—PHOTO: Gage Skidmore

Advocates for students joined Massachusetts Attorney General Maura Healey in celebration on June 26 after a federal court in Boston ordered U.S. Education Secretary Betsy DeVos to cancel the loans of 7,200 people in the commonwealth who were defrauded by Corinthian Colleges, a for-profit education company that closed its U.S. campuses in 2015.

"Thousands of Massachusetts students cheated by Corinthian have finally had their day in court, and they have won," Healey said in a statement. "This landmark victory for students will cancel the federal loans for thousands of defrauded borrowers, mostly black and Latinx students, targeted by a predatory for-profit school and abandoned by Secretary DeVos and the Trump administration."

U.S. District Court Judge Leo T. Sorokin's ruling (pdf) in Vara v. DeVos came nearly two years after he ordered the U.S. Education Department to stop collecting on the loans because they were covered by a borrower defense application filed by Healey.

Despite the ruling, DeVos refused to stop billing and harassing students.

“This ruling is a clear and powerful statement of the rights of student borrowers, and a resounding rejection of the Department of Education's ongoing and across-the-board refusal to recognize these rights and cancel fraudulent student loans,” Healey said.

Fraudulent practices

At its peak, Corinthian Colleges Inc., which provided primarily vocational training, operated 105 schools in 25 U.S. states, along with 17 in Canada, according to its website. The company, which began in 1995, had a troubled legal history from the beginning. The Los Angeles Times described the colleges as a collection of "castoff" schools that were taken over by Wall Street investors in 1999.

Plagued with legal investigations for fraudulent practices, the company began closing locations, first in Canada. In 2015, it ceased all operations, stranding over 16,000 students and employees.

Corinthian Colleges and 24 of its subsidiaries subsequently filed for Chapter 11 bankruptcy in the United States Bankruptcy Court for the District of Delaware.

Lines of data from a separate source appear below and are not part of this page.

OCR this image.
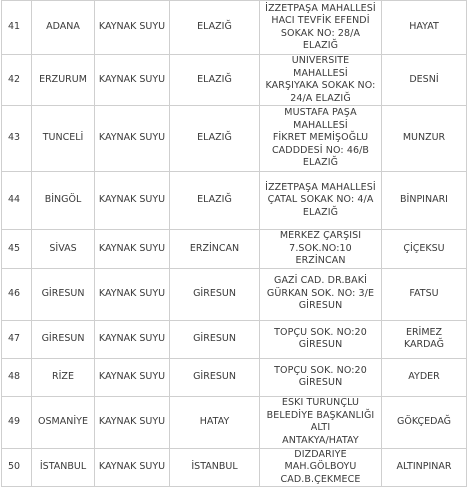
41	ADANA	KAYNAK SUYU	ELAZIĞ	İZZETPAŞA MAHALLESİ
HACI TEVFİK EFENDİ
SOKAK NO: 28/A ELAZIĞ	HAYAT
42	ERZURUM	KAYNAK SUYU	ELAZIĞ	ÜNİVERSİTE MAHALLESİ
KARŞIYAKA SOKAK NO:
24/A ELAZIĞ	DESNİ
43	TUNCELİ	KAYNAK SUYU	ELAZIĞ	MUSTAFA PAŞA MAHALLESİ
FİKRET MEMİŞOĞLU
CADDDESİ NO: 46/B
ELAZIĞ	MUNZUR
44	BİNGÖL	KAYNAK SUYU	ELAZIĞ	İZZETPAŞA MAHALLESİ
ÇATAL SOKAK NO: 4/A
ELAZIĞ	BİNPINARI
45	SİVAS	KAYNAK SUYU	ERZİNCAN	MERKEZ ÇARŞISI
7.SOK.NO:10 ERZİNCAN	ÇİÇEKSU
46	GİRESUN	KAYNAK SUYU	GİRESUN	GAZİ CAD. DR.BAKİ
GÜRKAN SOK. NO: 3/E
GİRESUN	FATSU
47	GİRESUN	KAYNAK SUYU	GİRESUN	TOPÇU SOK. NO:20
GİRESUN	ERİMEZ
KARDAĞ
48	RİZE	KAYNAK SUYU	GİRESUN	TOPÇU SOK. NO:20
GİRESUN	AYDER
49	OSMANİYE	KAYNAK SUYU	HATAY	ESKİ TURUNÇLU
BELEDİYE BAŞKANLIĞI ALTI
ANTAKYA/HATAY	GÖKÇEDAĞ
50	İSTANBUL	KAYNAK SUYU	İSTANBUL	DİZDARİYE MAH.GÖLBOYU
CAD.B.ÇEKMECE	ALTINPINAR
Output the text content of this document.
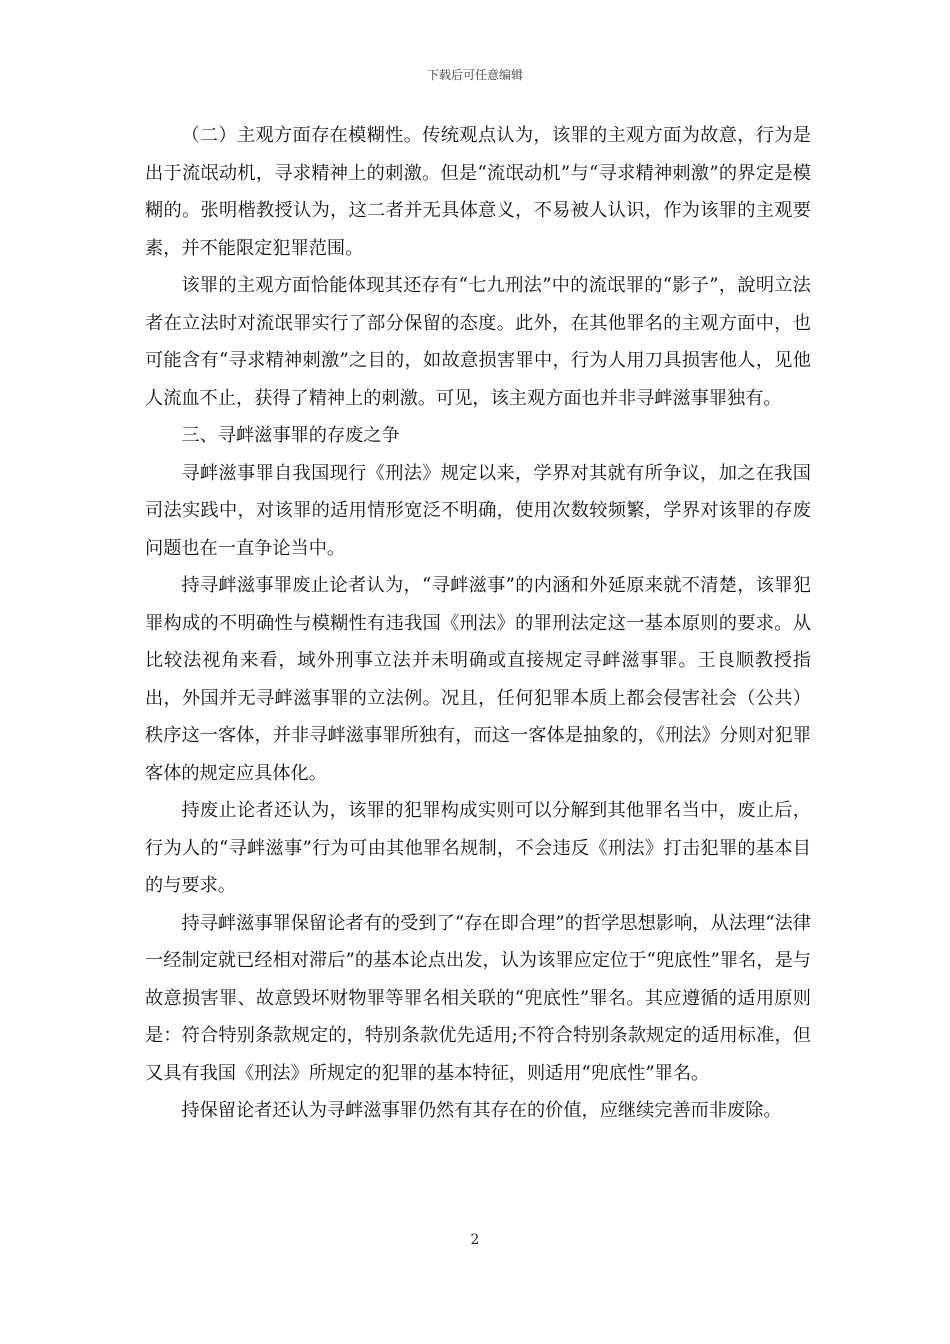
下载后可任意编辑

（二）主观方面存在模糊性。传统观点认为，该罪的主观方面为故意，行为是出于流氓动机，寻求精神上的刺激。但是“流氓动机”与“寻求精神刺激”的界定是模糊的。张明楷教授认为，这二者并无具体意义，不易被人认识，作为该罪的主观要素，并不能限定犯罪范围。

该罪的主观方面恰能体现其还存有“七九刑法”中的流氓罪的“影子”，說明立法者在立法时对流氓罪实行了部分保留的态度。此外，在其他罪名的主观方面中，也可能含有“寻求精神刺激”之目的，如故意损害罪中，行为人用刀具损害他人，见他人流血不止，获得了精神上的刺激。可见，该主观方面也并非寻衅滋事罪独有。

三、寻衅滋事罪的存废之争

寻衅滋事罪自我国现行《刑法》规定以来，学界对其就有所争议，加之在我国司法实践中，对该罪的适用情形宽泛不明确，使用次数较频繁，学界对该罪的存废问题也在一直争论当中。

持寻衅滋事罪废止论者认为，“寻衅滋事”的内涵和外延原来就不清楚，该罪犯罪构成的不明确性与模糊性有违我国《刑法》的罪刑法定这一基本原则的要求。从比较法视角来看，域外刑事立法并未明确或直接规定寻衅滋事罪。王良顺教授指出，外国并无寻衅滋事罪的立法例。况且，任何犯罪本质上都会侵害社会（公共）秩序这一客体，并非寻衅滋事罪所独有，而这一客体是抽象的，《刑法》分则对犯罪客体的规定应具体化。

持废止论者还认为，该罪的犯罪构成实则可以分解到其他罪名当中，废止后，行为人的“寻衅滋事”行为可由其他罪名规制，不会违反《刑法》打击犯罪的基本目的与要求。

持寻衅滋事罪保留论者有的受到了“存在即合理”的哲学思想影响，从法理“法律一经制定就已经相对滞后”的基本论点出发，认为该罪应定位于“兜底性”罪名，是与故意损害罪、故意毁坏财物罪等罪名相关联的“兜底性”罪名。其应遵循的适用原则是：符合特别条款规定的，特别条款优先适用;不符合特别条款规定的适用标准，但又具有我国《刑法》所规定的犯罪的基本特征，则适用“兜底性”罪名。

持保留论者还认为寻衅滋事罪仍然有其存在的价值，应继续完善而非废除。

2
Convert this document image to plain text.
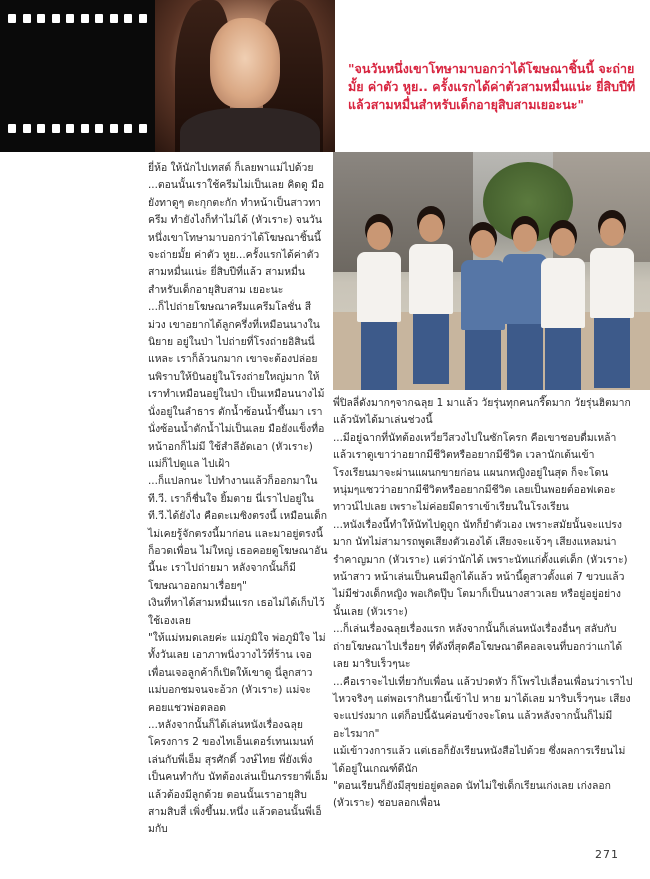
"จนวันหนึ่งเขาโทษามาบอกว่าได้โฆษณาชิ้นนี้ จะถ่ายมั้ย ค่าตัว หูย.. ครั้งแรกได้ค่าตัวสามหมื่นแน่ะ ยี่สิบปีที่แล้วสามหมื่นสำหรับเด็กอายุสิบสามเยอะนะ"

ยี่ห้อ ให้นักไปเทสต์ ก็เลยพาแม่ไปด้วย

...ตอนนั้นเราใช้ครีมไม่เป็นเลย คิดดู มือยังทาดูๆ ตะกุกตะกัก ทำหน้าเป็นสาวทาครีม ทำยังไงก็ทำไม่ได้ (หัวเราะ) จนวันหนึ่งเขาโทษามาบอกว่าได้โฆษณาชิ้นนี้ จะถ่ายมั้ย ค่าตัว หูย...ครั้งแรกได้ค่าตัวสามหมื่นแน่ะ ยี่สิบปีที่แล้ว สามหมื่นสำหรับเด็กอายุสิบสาม เยอะนะ

...ก็ไปถ่ายโฆษณาครีมแครีมโลชั่น สีม่วง เขาอยากได้ลูกครึ่งที่เหมือนนางในนิยาย อยู่ในป่า ไปถ่ายที่โรงถ่ายอิสินนี่แหละ เราก็ล้วนกมาก เขาจะต้องปล่อยนพิราบให้บินอยู่ในโรงถ่ายใหญ่มาก ให้เราทำเหมือนอยู่ในป่า เป็นเหมือนนางไม้นั่งอยู่ในลำธาร ตักน้ำซ้อนน้ำขึ้นมา เรานั่งซ้อนน้ำตักน้ำไม่เป็นเลย มือยังแข็งทื่อ หน้าอกก็ไม่มี ใช้สำลีอัดเอา (หัวเราะ) แม่ก็ไปดูแล ไปเฝ้า

...ก็แปลกนะ ไปทำงานแล้วก็ออกมาในที.วี. เราก็ชื่นใจ ยิ้มตาย นี่เราไปอยู่ในที.วี.ได้ยังไง คือตะเมซิงตรงนี้ เหมือนเด็กไม่เคยรู้จักตรงนี้มาก่อน และมาอยู่ตรงนี้ ก็อวดเพื่อน ไม่ใหญ่ เธอคอยดูโฆษณาอันนี้นะ เราไปถ่ายมา หลังจากนั้นก็มีโฆษณาออกมาเรื่อยๆ"

เงินที่หาได้สามหมื่นแรก เธอไม่ได้เก็บไว้ใช้เองเลย

"ให้แม่หมดเลยค่ะ แม่ภูมิใจ พ่อภูมิใจ ไม่ทั้งวันเลย เอาภาพนิ่งวางไว้ที่ร้าน เจอเพื่อนเจอลูกค้าก็เปิดให้เขาดู นี่ลูกสาว แม่บอกชมจนจะอ้วก (หัวเราะ) แม่จะคอยแชวพ่อตลอด

...หลังจากนั้นก็ได้เล่นหนังเรื่องฉลุยโครงการ 2 ของไทเอ็นเตอร์เทนเมนท์ เล่นกับพี่เอ็ม สุรศักดิ์ วงษ์ไทย พี่ยังเพิ่งเป็นคนทำกับ นัทต้องเล่นเป็นภรรยาพี่เอ็ม แล้วต้องมีลูกด้วย ตอนนั้นเราอายุสิบสามสิบสี่ เพิ่งขึ้นม.หนึ่ง แล้วตอนนั้นพี่เอ็มกับ

พี่ปิลลี่ดังมากๆจากฉลุย 1 มาแล้ว วัยรุ่นทุกคนกรี๊ดมาก วัยรุ่นฮิตมาก แล้วนัทได้มาเล่นช่วงนี้

...มีอยู่ฉากที่นัทต้องเหวี่ยวีสวงไปในซักโครก คือเขาชอบดื่มเหล้า แล้วเราดูเขาว่าอยากมีชีวิตหรืออยากมีชีวิต เวลานักเต้นเข้าโรงเรียนมาจะผ่านแผนกขายก่อน แผนกหญิงอยู่ในสุด ก็จะโดนหนุ่มๆแซวว่าอยากมีชีวิตหรืออยากมีชีวิต เลยเป็นพอยต์ออฟเดอะทาวน์ไปเลย เพราะไม่ค่อยมีดาราเข้าเรียนในโรงเรียน

...หนังเรื่องนี้ทำให้นัทไปดูถูก นัทก็ยำตัวเอง เพราะสมัยนั้นจะแปรงมาก นัทไม่สามารถพูดเสียงตัวเองได้ เสียงจะแจ้วๆ เสียงแหลมน่ารำคาญมาก (หัวเราะ) แต่ว่านักได้ เพราะนัทแก่ตั้งแต่เด็ก (หัวเราะ) หน้าสาว หน้าเล่นเป็นคนมีลูกได้แล้ว หน้านี้ดูสาวตั้งแต่ 7 ขวบแล้ว ไม่มีช่วงเด็กหญิง พอเกิดปุ๊บ โตมาก็เป็นนางสาวเลย หรือยู่อยู่อย่างนั้นเลย (หัวเราะ)

...ก็เล่นเรื่องฉลุยเรื่องแรก หลังจากนั้นก็เล่นหนังเรื่องอื่นๆ สลับกับถ่ายโฆษณาไปเรื่อยๆ ที่ดังที่สุดคือโฆษณาดีคอลเจนที่บอกว่าแกได้เลย มาริบเร็วๆนะ

...คือเราจะไปเที่ยวกับเพื่อน แล้วปวดหัว ก็โพรไปเลื่อนเพื่อนว่าเราไปไหวจริงๆ แต่พอเรากินยานี้เข้าไป หาย มาได้เลย มาริบเร็วๆนะ เสียงจะแปร่งมาก แต่ก็อปนี้ฉันค่อนข้างจะโดน แล้วหลังจากนั้นก็ไม่มีอะไรมาก"

แม้เข้าวงการแล้ว แต่เธอก็ยังเรียนหนังสือไปด้วย ซึ่งผลการเรียนไม่ได้อยู่ในเกณฑ์ดีนัก

"ตอนเรียนก็ยังมีสุขย่อยู่ตลอด นัทไม่ใช่เด็กเรียนเก่งเลย เก่งลอก (หัวเราะ) ชอบลอกเพื่อน

271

“Our clients, and all 7,200 Massachusetts students who were cheated by Corinthian ... have been waiting nearly five years for the Department of Education to acknowledge their right to loan cancellation," said Toby Merrill, director of the Project on Predatory Student Lending at Harvard Law School. The project assisted Healey in developing the successful case.

Maura Healey

Official photo of Massachusetts Attorney General Maura Healey

"We thank Attorney General Healey for her long-term commitment to fighting for these borrowers, and look forward to the day when five-year, three-lawsuit battles to cancel obviously fraudulent debts are not necessary."

Sen. Elizabeth Warren, D-Massachusetts, a longtime critic of the current education secretary, tweeted that the ruling "is a huge victory against DeVos and a victory for all student borrowers."

Sorokin ruled that:

  • The Education Department can't escape its obligations under the law by simply writing off the loans of people who happen to sue;
  • Contrary to ED's assertions, a federal court may review ED's actions and inactions with respect to borrower defense;
  • ED must act in a consistent and rational manner and must explain its actions;
  • "Overwhelming" evidence shows that ED has, in the past, repeatedly exercised its discretion to cancel federal student loans in response to an application, supported by evidence, from an attorney general;
  • "Overwhelming" and "uncontradicted" evidence establishes that the plaintiffs and their classmates are entitled to cancel their loans because of Corinthian's flagrant and widespread misconduct; and
  • So that students are no longer caught in "a game of ping-pong," the court instructed the agency to take action within 60 days consistent with the court's order granting relief to all borrowers.

The win in Boston came as House Democrats failed on June 26 to override Donald Trump's veto of a bipartisan resolution to invalidate strict new rules by DeVos on student loan forgiveness, which are set to take effect July 1. The lower chamber's 238-173 vote fell short of the two-thirds majority needed to overturn the veto.

In a statement responding to the unsuccessful override effort, Ben Miller, vice president for post-secondary education at the Center for American Progress, said that "Secretary Betsy DeVos has repeatedly put the interests of exploitative schools before students, and today almost the whole House minority showed its willingness to side with her."

"From the start, this administration has sat on its hands while tens of thousands more borrowers lawfully seek relief," he added. "And it has denied significant relief to students inarguably ripped off by predatory actors such as Corinthian Colleges through innumerate formulas that do things such as deny full relief to borrowers for not having negative earnings."

Louis Weisberg contributed to this story.